The standard set for passage of MCAS should be seen for what it is–the bare minimum level of achievement expected of any high school graduate in Massachusetts. It now appears that 6,000 high school seniors will not receive their diplomas this spring because they have not passed the 10th-grade MCAS English and math test. That number is far smaller than many would have predicted even a year ago, though it is still a shame. Nonetheless, it is more an indictment of their schools’ failure to do right by these students–though in some cases it is students who are unwilling to attend school regularly and do sufficient work–than it is of the test. Either way, far better to identify these students and offer continued help–beyond Graduation Day, if necessary–than to hand them a phony diploma and send them off into a world they are educationally unprepared for.
Similarly, using the budget crunch as an excuse for smothering the charter-school movement in its crib would be another disservice to parents and students. If the main thrust of the Education Reform Act was standards and accountability, a secondary aspect was introducing elements of choice and extra-institutional innovation into our public school system. Since then, 46 charter schools–state-sanctioned and publicly financed but free of bureaucratic and contractual constraints–have opened, serving more than 16,000 students. Some 12,800 students remain on waiting lists.

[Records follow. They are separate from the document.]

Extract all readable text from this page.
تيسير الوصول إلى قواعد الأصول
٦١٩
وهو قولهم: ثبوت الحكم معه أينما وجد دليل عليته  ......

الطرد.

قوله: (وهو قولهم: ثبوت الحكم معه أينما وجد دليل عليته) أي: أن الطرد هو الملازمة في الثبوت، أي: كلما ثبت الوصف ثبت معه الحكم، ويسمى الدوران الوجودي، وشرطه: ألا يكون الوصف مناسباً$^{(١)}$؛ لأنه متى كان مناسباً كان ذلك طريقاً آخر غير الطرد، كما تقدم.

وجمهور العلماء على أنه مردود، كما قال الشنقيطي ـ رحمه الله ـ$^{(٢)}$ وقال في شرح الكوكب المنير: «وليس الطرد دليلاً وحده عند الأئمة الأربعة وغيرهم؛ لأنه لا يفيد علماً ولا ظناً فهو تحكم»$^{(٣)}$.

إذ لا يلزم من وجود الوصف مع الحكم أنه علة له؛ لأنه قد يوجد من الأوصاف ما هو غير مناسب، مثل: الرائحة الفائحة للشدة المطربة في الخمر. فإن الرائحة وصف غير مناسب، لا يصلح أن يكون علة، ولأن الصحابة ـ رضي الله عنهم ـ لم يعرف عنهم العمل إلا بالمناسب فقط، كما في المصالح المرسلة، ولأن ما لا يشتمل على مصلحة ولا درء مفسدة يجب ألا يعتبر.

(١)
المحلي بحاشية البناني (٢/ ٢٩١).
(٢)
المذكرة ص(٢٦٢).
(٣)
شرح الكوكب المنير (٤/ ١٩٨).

Critics have complained all along about the money charter schools “take away” from “public schools,” even though the schools the per-pupil funding goes to are every bit as public as the district schools they come from. But now these opponents are calling charter schools “frills” that cannot be afforded now that state education funding is no longer rising by hundreds of millions of dollars per year. They insist that charter-school enrollment be essentially frozen in place, with no additional schools approved for opening (even though state law would allow up to 100 more) and no existing ones allowed to expand beyond limits already approved by the state.
The competition for students between district schools and even the small number of charter schools that now exist has begun to heat up. That is exactly as the law intended. Competition for funding was always a part of that equation, though it became more intense when partial reimbursement to school districts that lose students to charters was cut in this year’s budget. Gov. Romney has proposed restoring those reimbursements next year–a major concession to school districts and charter-school critics. The spread of charter schools should continue as long as there are educational entrepreneurs who are willing and able to create promising new schools that attract students and teach them to the same high standards we have set for district schools.
Ten years after passage of the Education Reform Act, the focus is finally where it should be–on educating all of our children to a reasonable standard. The MCAS graduation requirement is driving long overdue change in school districts across the state, and charter schools are offering options to the status quo for families who can’t afford to buy them for themselves. We need more, not less, accountability, especially for schools and districts that are not showing appreciable progress in student achievement. And we need more, not less, choice for the parents of children in these schools.
Funding crunch or not, we need to carry on, not give up. For too long the conversation about the achievement gap has been about the kids: “They are poor; they do not come to school prepared to learn; they have lousy homes and troubled families.” Some of this is true, but poor academic performance is not an inevitable result. The Education Trust, in Washington, DC, has identified more than 4,000 schools serving predominantly poor, predominantly African-American and Latino children that are educating a majority of their students to impressive levels. These schools and districts are succeeding by setting high standards, establishing rigorous curricula, and holding teachers and students accountable for results.
How sad it would be for us in Massachusetts to retreat now that we have come this far. And how sad it is that we keep debating calls for retreat rather than responding to urges to move forward, raising standards and promoting achievement for all our children.
Former state representative Mark Roosevelt, co-author of the Education Reform Act, is vice chairman of the Massachusetts Business Alliance for Education.